School has been motoring along on its own, as it has for decades, with a focus on student achievement, attendance and behaviour, while at the same time there has been a very different world context operating in parallel, rather than intersecting with that world of schooling.

It’s not that we haven’t been aware of the technology, because as each decade as passed we have become more and more digital in the way we live and work, but at the same time there has been a sort of illusion that the technology would just fit into what we did in school, we would accommodate it, then it would let us continue on our merry way.

An illusion it certainly has been because as much as there have been enormous improvements in what the technology is now capable of, and most importantly what it now makes possible, that hasn’t for the most part, impacted significantly in the way our schools operate.

When I think about the art of the possible, I am always drawn back to Adam’s class. I think of just how much a gifted teacher was able to do with what were really quite primitive technologies, and yet it also tells me that we have so much more to do.

It’s not about faster bits, or fancier 3D printers, or even mountains of bandwidth, but at the core it comes down to calling on the pedagogical imagination and wisdom of teachers like Adam. Sure we’ll never truly understand the possibilities if we don’t empower our modern learners….but just as importantly we have to empower our teachers; for how many hundreds of millions of corporate dollars do we have to see wasted on Amplify’s and In Bloom’s and every other hero solution, before we focus on the people who have the experience, expertise and creativity to make the illusion a reality.

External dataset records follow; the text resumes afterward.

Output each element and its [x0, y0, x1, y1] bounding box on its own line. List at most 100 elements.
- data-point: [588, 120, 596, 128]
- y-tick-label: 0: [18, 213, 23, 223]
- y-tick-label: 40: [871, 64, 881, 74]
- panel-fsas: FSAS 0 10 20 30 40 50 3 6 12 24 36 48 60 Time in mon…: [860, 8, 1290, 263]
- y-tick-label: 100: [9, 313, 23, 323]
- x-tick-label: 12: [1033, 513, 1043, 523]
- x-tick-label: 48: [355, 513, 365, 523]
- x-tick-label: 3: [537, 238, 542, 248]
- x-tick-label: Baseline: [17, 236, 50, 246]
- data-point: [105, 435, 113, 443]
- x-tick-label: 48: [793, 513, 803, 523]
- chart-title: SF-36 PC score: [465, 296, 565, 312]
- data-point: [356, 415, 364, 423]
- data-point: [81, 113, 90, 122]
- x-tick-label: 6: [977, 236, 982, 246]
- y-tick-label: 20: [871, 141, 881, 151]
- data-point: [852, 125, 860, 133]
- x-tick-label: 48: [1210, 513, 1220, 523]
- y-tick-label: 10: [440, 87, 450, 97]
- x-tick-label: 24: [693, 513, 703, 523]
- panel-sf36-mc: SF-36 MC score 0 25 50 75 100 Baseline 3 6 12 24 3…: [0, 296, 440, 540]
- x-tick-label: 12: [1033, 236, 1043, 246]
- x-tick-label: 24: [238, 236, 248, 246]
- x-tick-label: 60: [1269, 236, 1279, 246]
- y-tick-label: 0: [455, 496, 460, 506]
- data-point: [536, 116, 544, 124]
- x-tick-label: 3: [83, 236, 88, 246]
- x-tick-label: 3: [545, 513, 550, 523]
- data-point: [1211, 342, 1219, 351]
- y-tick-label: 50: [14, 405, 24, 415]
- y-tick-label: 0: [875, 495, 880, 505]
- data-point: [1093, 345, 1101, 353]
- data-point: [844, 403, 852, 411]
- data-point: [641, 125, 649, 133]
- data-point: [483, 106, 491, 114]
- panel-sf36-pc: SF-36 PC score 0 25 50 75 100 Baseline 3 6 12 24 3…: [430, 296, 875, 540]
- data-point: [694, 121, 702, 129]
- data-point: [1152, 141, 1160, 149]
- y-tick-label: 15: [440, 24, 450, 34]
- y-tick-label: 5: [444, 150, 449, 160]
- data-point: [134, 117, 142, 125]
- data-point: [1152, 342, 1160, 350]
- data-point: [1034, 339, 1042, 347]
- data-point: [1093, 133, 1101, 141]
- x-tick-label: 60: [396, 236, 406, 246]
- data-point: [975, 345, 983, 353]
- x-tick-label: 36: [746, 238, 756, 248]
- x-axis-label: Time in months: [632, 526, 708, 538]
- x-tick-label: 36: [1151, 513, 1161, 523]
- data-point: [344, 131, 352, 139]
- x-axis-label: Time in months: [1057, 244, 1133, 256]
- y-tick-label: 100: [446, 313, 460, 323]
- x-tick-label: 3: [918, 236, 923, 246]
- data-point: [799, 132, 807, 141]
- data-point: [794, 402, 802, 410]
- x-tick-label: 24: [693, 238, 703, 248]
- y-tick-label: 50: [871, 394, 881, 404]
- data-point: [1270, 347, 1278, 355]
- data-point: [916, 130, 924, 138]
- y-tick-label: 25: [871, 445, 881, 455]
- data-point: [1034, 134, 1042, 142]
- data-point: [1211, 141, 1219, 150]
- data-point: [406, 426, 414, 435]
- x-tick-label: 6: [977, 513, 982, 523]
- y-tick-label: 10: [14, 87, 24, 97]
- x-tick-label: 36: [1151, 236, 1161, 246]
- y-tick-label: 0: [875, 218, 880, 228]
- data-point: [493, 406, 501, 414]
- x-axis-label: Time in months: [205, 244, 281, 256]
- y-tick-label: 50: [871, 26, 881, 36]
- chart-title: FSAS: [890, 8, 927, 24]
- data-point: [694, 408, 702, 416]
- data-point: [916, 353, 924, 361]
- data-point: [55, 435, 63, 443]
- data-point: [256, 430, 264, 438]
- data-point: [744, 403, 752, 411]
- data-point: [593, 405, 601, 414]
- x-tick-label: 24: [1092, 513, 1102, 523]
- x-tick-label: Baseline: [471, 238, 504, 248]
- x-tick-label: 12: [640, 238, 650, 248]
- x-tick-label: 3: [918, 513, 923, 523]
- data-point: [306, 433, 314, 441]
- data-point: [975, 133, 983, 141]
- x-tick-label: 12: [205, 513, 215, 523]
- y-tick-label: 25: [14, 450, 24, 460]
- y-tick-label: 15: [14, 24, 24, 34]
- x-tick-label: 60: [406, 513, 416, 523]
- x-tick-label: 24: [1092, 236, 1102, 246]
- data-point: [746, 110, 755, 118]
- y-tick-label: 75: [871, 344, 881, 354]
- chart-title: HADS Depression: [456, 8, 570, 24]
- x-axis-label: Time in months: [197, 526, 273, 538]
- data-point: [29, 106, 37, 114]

I feel confident that this year we will finally start to see reality break through. To do that we also need leadership to step up and be better informed about the investments around technology they are making, while concurrently lifting their expectations about exactly what those investments could and should make possible for their young modern learners.

So to continue the commentary this year from time to time we will feature discussions around the sorts of technology topics that we hope will help educators and leaders be better informed. We are all very busy people and the four letter word ‘time’ is always top of mind. Hopefully you’ll find that our dialogue around these topics will enable you to create a culture of innovation, iteration and improvement in the ways both your students and their teachers leverage the amazing technologies that are available today.